All overexpansion injury occurs at the alveolar level. The bronchi and bronchioles don’t rupture from overexpansion it’s the alveoli. This is the weakest point in the system. This sort of simplistic model of alveolar rupture into the arterial system does not make physiologic sense to me. It’s not a different model than a pneumothorax the claim is just that the air “ruptures” the arterial wall I guess? But the alveoli are only in close contact with a network of thin capillaries. If they rupture the capillaries I’m not sure the gas would travel down the arterial system. I suspect it would escape into the pleural space which has negative pressure. Rapid diffusion would make more sense. But still. Not saying it can’t be true just that I doubt it. I’ve cut into a fair number of lungs but I’m no pulmonary physiologist. I’m just not sure why the gas would escape into the arterial system to release the pressure rather than through the wall into the pleural cavity.

The microbubble theory makes sense to me though as overloading the capillary bed with a large number of micro bubbles could much more foreseeably lead to gas in the arterial system in my mind. There’s not really a way to prove this. Either way that I can imagine off the top of my head. You could probably design an experiment that might lead you in the right direction. But it just doesn’t make sense to me the way the mechanism is described. I also think we would see them way more often if overpressurization of the lungs was the cause of air embolism because we see a reasonable amount of these from errors that can occur with intubated patients. Not in high numbers but in the aggregate for sure we should have noticed it.

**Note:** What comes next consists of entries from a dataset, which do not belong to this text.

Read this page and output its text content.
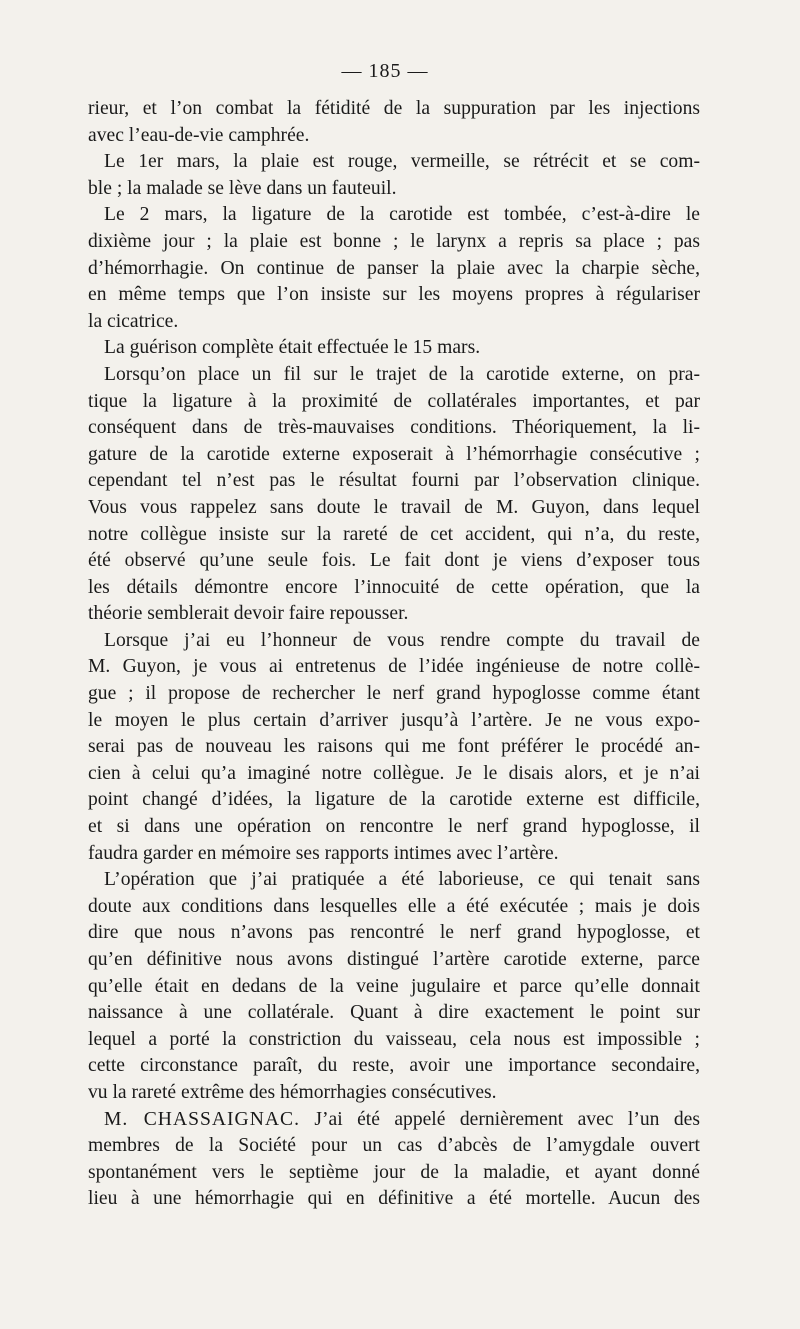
— 185 —
rieur, et l’on combat la fétidité de la suppuration par les injections
avec l’eau-de-vie camphrée.
Le 1er mars, la plaie est rouge, vermeille, se rétrécit et se com-
ble ; la malade se lève dans un fauteuil.
Le 2 mars, la ligature de la carotide est tombée, c’est-à-dire le
dixième jour ; la plaie est bonne ; le larynx a repris sa place ; pas
d’hémorrhagie. On continue de panser la plaie avec la charpie sèche,
en même temps que l’on insiste sur les moyens propres à régulariser
la cicatrice.
La guérison complète était effectuée le 15 mars.
Lorsqu’on place un fil sur le trajet de la carotide externe, on pra-
tique la ligature à la proximité de collatérales importantes, et par
conséquent dans de très-mauvaises conditions. Théoriquement, la li-
gature de la carotide externe exposerait à l’hémorrhagie consécutive ;
cependant tel n’est pas le résultat fourni par l’observation clinique.
Vous vous rappelez sans doute le travail de M. Guyon, dans lequel
notre collègue insiste sur la rareté de cet accident, qui n’a, du reste,
été observé qu’une seule fois. Le fait dont je viens d’exposer tous
les détails démontre encore l’innocuité de cette opération, que la
théorie semblerait devoir faire repousser.
Lorsque j’ai eu l’honneur de vous rendre compte du travail de
M. Guyon, je vous ai entretenus de l’idée ingénieuse de notre collè-
gue ; il propose de rechercher le nerf grand hypoglosse comme étant
le moyen le plus certain d’arriver jusqu’à l’artère. Je ne vous expo-
serai pas de nouveau les raisons qui me font préférer le procédé an-
cien à celui qu’a imaginé notre collègue. Je le disais alors, et je n’ai
point changé d’idées, la ligature de la carotide externe est difficile,
et si dans une opération on rencontre le nerf grand hypoglosse, il
faudra garder en mémoire ses rapports intimes avec l’artère.
L’opération que j’ai pratiquée a été laborieuse, ce qui tenait sans
doute aux conditions dans lesquelles elle a été exécutée ; mais je dois
dire que nous n’avons pas rencontré le nerf grand hypoglosse, et
qu’en définitive nous avons distingué l’artère carotide externe, parce
qu’elle était en dedans de la veine jugulaire et parce qu’elle donnait
naissance à une collatérale. Quant à dire exactement le point sur
lequel a porté la constriction du vaisseau, cela nous est impossible ;
cette circonstance paraît, du reste, avoir une importance secondaire,
vu la rareté extrême des hémorrhagies consécutives.
M. CHASSAIGNAC. J’ai été appelé dernièrement avec l’un des
membres de la Société pour un cas d’abcès de l’amygdale ouvert
spontanément vers le septième jour de la maladie, et ayant donné
lieu à une hémorrhagie qui en définitive a été mortelle. Aucun des
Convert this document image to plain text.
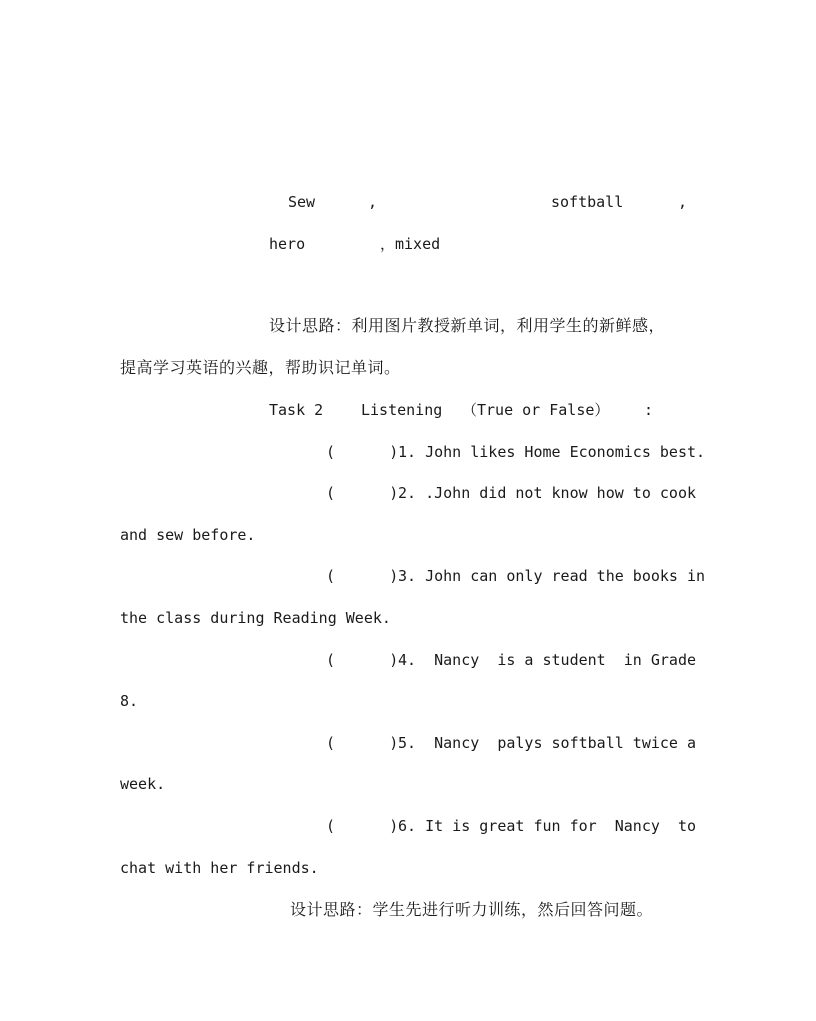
Sew	,	softball	,
hero	，mixed
设计思路：利用图片教授新单词，利用学生的新鲜感，
提高学习英语的兴趣，帮助识记单词。
Task 2	Listening （True or False） :
(      ) 1. John likes Home Economics best.
(      ) 2. .John did not know how to cook
and sew before.
(      ) 3. John can only read the books in
the class during Reading Week.
(      ) 4.  Nancy  is a student  in Grade
8.
(      ) 5.  Nancy  palys softball twice a
week.
(      ) 6. It is great fun for  Nancy  to
chat with her friends.
设计思路：学生先进行听力训练，然后回答问题。
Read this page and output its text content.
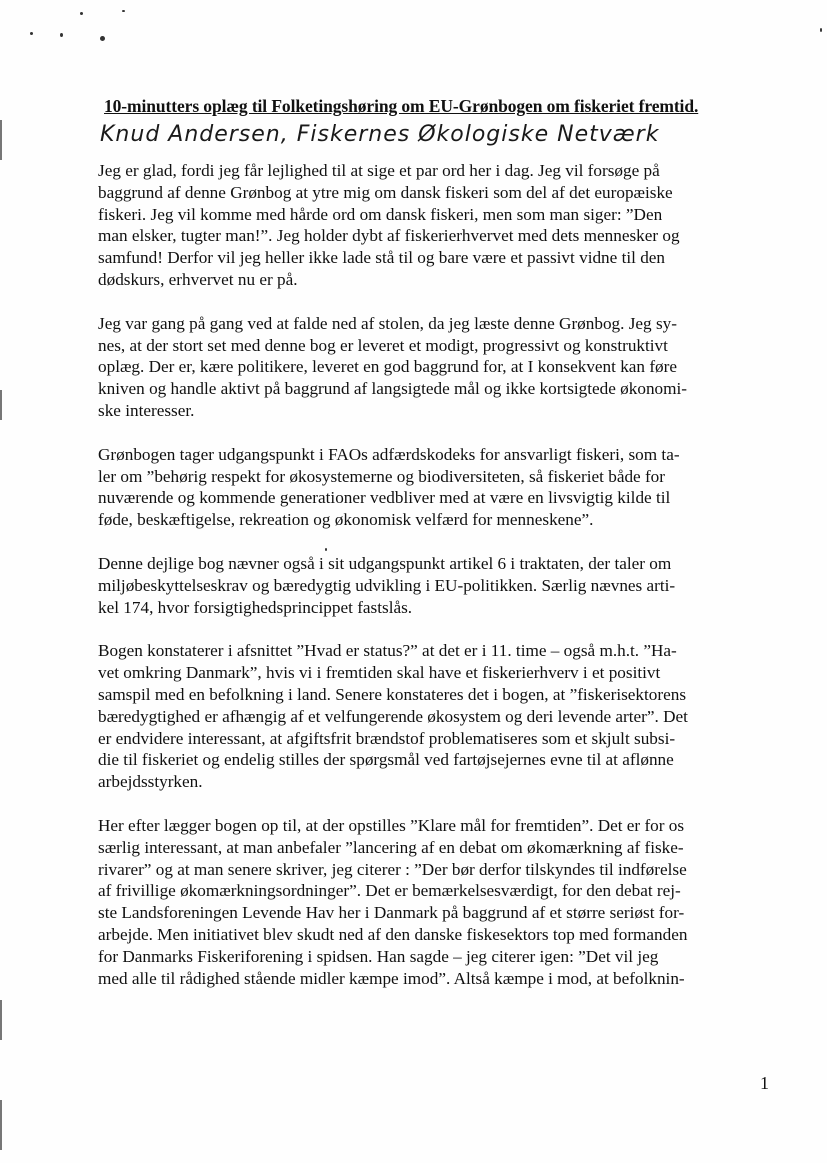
10-minutters oplæg til Folketingshøring om EU-Grønbogen om fiskeriet fremtid.
Knud Andersen, Fiskernes Økologiske Netværk
Jeg er glad, fordi jeg får lejlighed til at sige et par ord her i dag. Jeg vil forsøge på
baggrund af denne Grønbog at ytre mig om dansk fiskeri som del af det europæiske
fiskeri. Jeg vil komme med hårde ord om dansk fiskeri, men som man siger: ”Den
man elsker, tugter man!”. Jeg holder dybt af fiskerierhvervet med dets mennesker og
samfund! Derfor vil jeg heller ikke lade stå til og bare være et passivt vidne til den
dødskurs, erhvervet nu er på.
Jeg var gang på gang ved at falde ned af stolen, da jeg læste denne Grønbog. Jeg sy-
nes, at der stort set med denne bog er leveret et modigt, progressivt og konstruktivt
oplæg. Der er, kære politikere, leveret en god baggrund for, at I konsekvent kan føre
kniven og handle aktivt på baggrund af langsigtede mål og ikke kortsigtede økonomi-
ske interesser.
Grønbogen tager udgangspunkt i FAOs adfærdskodeks for ansvarligt fiskeri, som ta-
ler om ”behørig respekt for økosystemerne og biodiversiteten, så fiskeriet både for
nuværende og kommende generationer vedbliver med at være en livsvigtig kilde til
føde, beskæftigelse, rekreation og økonomisk velfærd for menneskene”.
Denne dejlige bog nævner også i sit udgangspunkt artikel 6 i traktaten, der taler om
miljøbeskyttelseskrav og bæredygtig udvikling i EU-politikken. Særlig nævnes arti-
kel 174, hvor forsigtighedsprincippet fastslås.
Bogen konstaterer i afsnittet ”Hvad er status?” at det er i 11. time – også m.h.t. ”Ha-
vet omkring Danmark”, hvis vi i fremtiden skal have et fiskerierhverv i et positivt
samspil med en befolkning i land. Senere konstateres det i bogen, at ”fiskerisektorens
bæredygtighed er afhængig af et velfungerende økosystem og deri levende arter”. Det
er endvidere interessant, at afgiftsfrit brændstof problematiseres som et skjult subsi-
die til fiskeriet og endelig stilles der spørgsmål ved fartøjsejernes evne til at aflønne
arbejdsstyrken.
Her efter lægger bogen op til, at der opstilles ”Klare mål for fremtiden”. Det er for os
særlig interessant, at man anbefaler ”lancering af en debat om økomærkning af fiske-
rivarer” og at man senere skriver, jeg citerer : ”Der bør derfor tilskyndes til indførelse
af frivillige økomærkningsordninger”. Det er bemærkelsesværdigt, for den debat rej-
ste Landsforeningen Levende Hav her i Danmark på baggrund af et større seriøst for-
arbejde. Men initiativet blev skudt ned af den danske fiskesektors top med formanden
for Danmarks Fiskeriforening i spidsen. Han sagde – jeg citerer igen: ”Det vil jeg
med alle til rådighed stående midler kæmpe imod”. Altså kæmpe i mod, at befolknin-
1
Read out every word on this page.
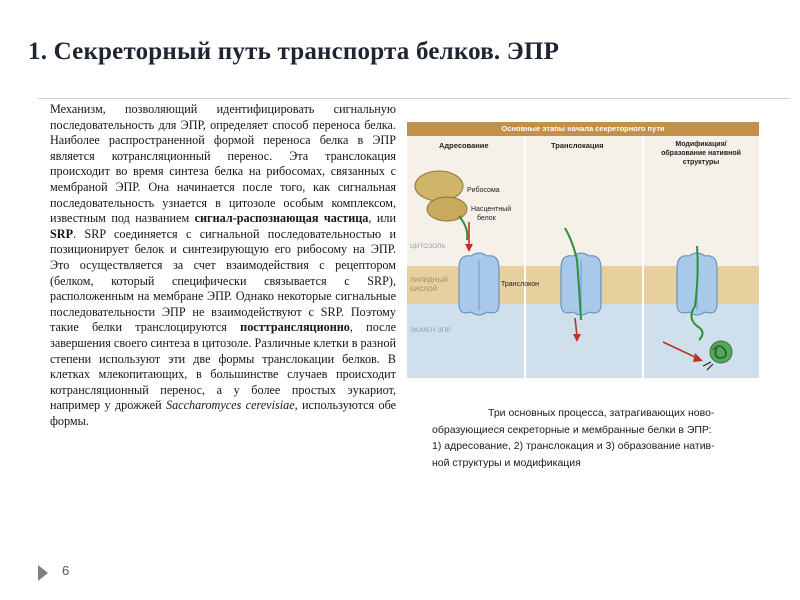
1. Секреторный путь транспорта белков. ЭПР

Механизм, позволяющий идентифицировать сигнальную последовательность для ЭПР, определяет способ переноса белка. Наиболее распространенной формой переноса белка в ЭПР является котрансляционный перенос. Эта транслокация происходит во время синтеза белка на рибосомах, связанных с мембраной ЭПР. Она начинается после того, как сигнальная последовательность узнается в цитозоле особым комплексом, известным под названием сигнал-распознающая частица, или SRP. SRP соединяется с сигнальной последовательностью и позиционирует белок и синтезирующую его рибосому на ЭПР. Это осуществляется за счет взаимодействия с рецептором (белком, который специфически связывается с SRP), расположенным на мембране ЭПР. Однако некоторые сигнальные последовательности ЭПР не взаимодействуют с SRP. Поэтому такие белки транслоцируются посттрансляционно, после завершения своего синтеза в цитозоле. Различные клетки в разной степени используют эти две формы транслокации белков. В клетках млекопитающих, в большинстве случаев происходит котрансляционный перенос, а у более простых эукариот, например у дрожжей Saccharomyces cerevisiae, используются обе формы.

Основные этапы начала секреторного пути
Адресование	Транслокация	Модификация/
образование нативной
структуры
Рибосома
Насцентный
белок
ЦИТОЗОЛЬ
ЛИПИДНЫЙ
БИСЛОЙ
ЛЮМЕН ЭПР
Транслокон

Три основных процесса, затрагивающих ново-
образующиеся секреторные и мембранные белки в ЭПР:
1) адресование, 2) транслокация и 3) образование натив-
ной структуры и модификация

6
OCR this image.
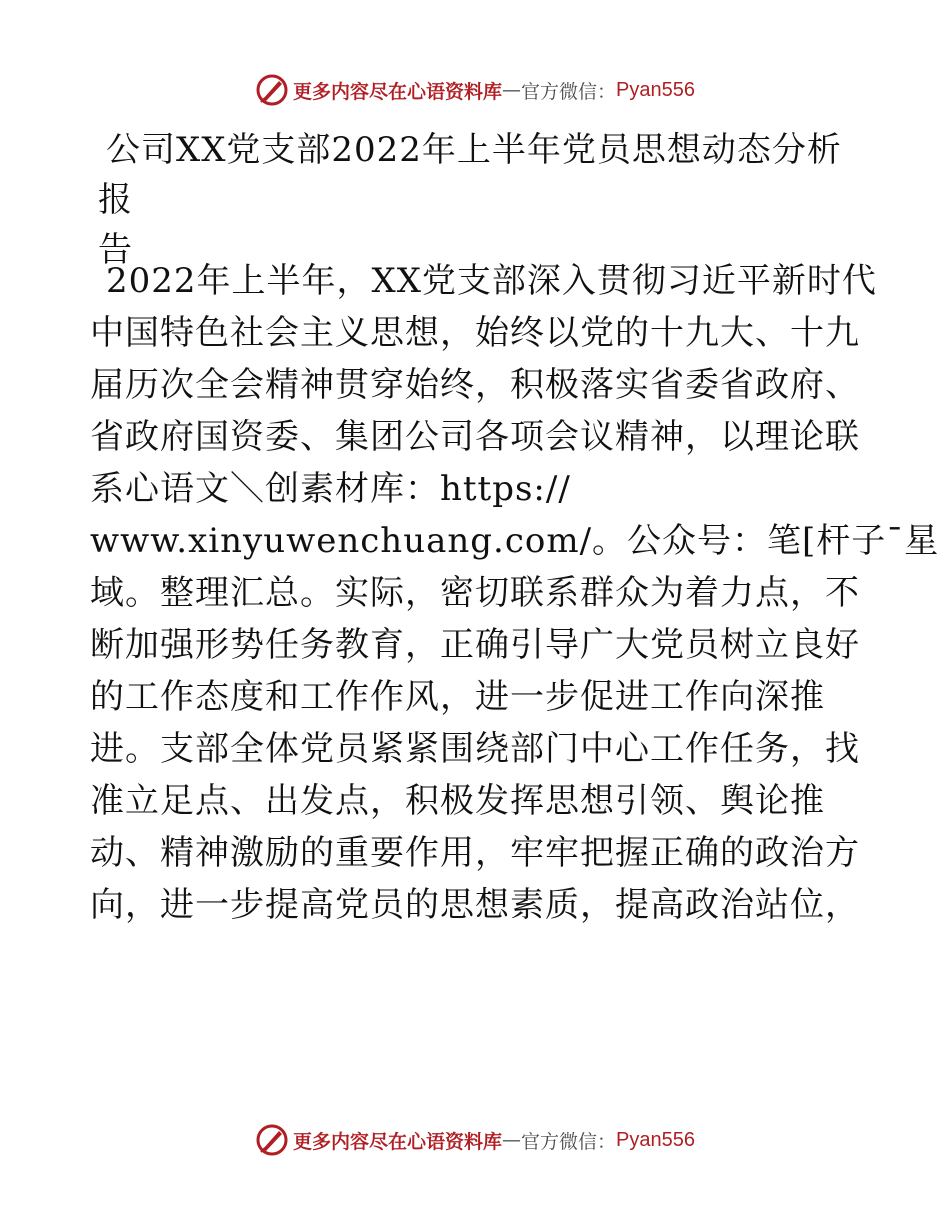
更多内容尽在心语资料库 — 官方微信： Pyan556
公司XX党支部2022年上半年党员思想动态分析报
告
2022年上半年，XX党支部深入贯彻习近平新时代
中国特色社会主义思想，始终以党的十九大、十九
届历次全会精神贯穿始终，积极落实省委省政府、
省政府国资委、集团公司各项会议精神，以理论联
系心语文＼创素材库：https://
www.xinyuwenchuang.com/。公众号：笔[杆子¯星
域。整理汇总。实际，密切联系群众为着力点，不
断加强形势任务教育，正确引导广大党员树立良好
的工作态度和工作作风，进一步促进工作向深推
进。支部全体党员紧紧围绕部门中心工作任务，找
准立足点、出发点，积极发挥思想引领、舆论推
动、精神激励的重要作用，牢牢把握正确的政治方
向，进一步提高党员的思想素质，提高政治站位，
更多内容尽在心语资料库 — 官方微信： Pyan556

I’ll add the microbubble theory explains air embolism that occurs without obvious lung injury and also suggest that a rapid ascent is always dangerous regardless of how you manage your exhalation.
 
This sort of simplistic model of alveolar rupture into the arterial system does not make physiologic sense to me.
Yeah, it's a confusion. When I took OW in the mid-eighties, there wasn't even such a thing as arterial gas embolisms. Just exploding lungs and fizzing blood, depending on your mistake.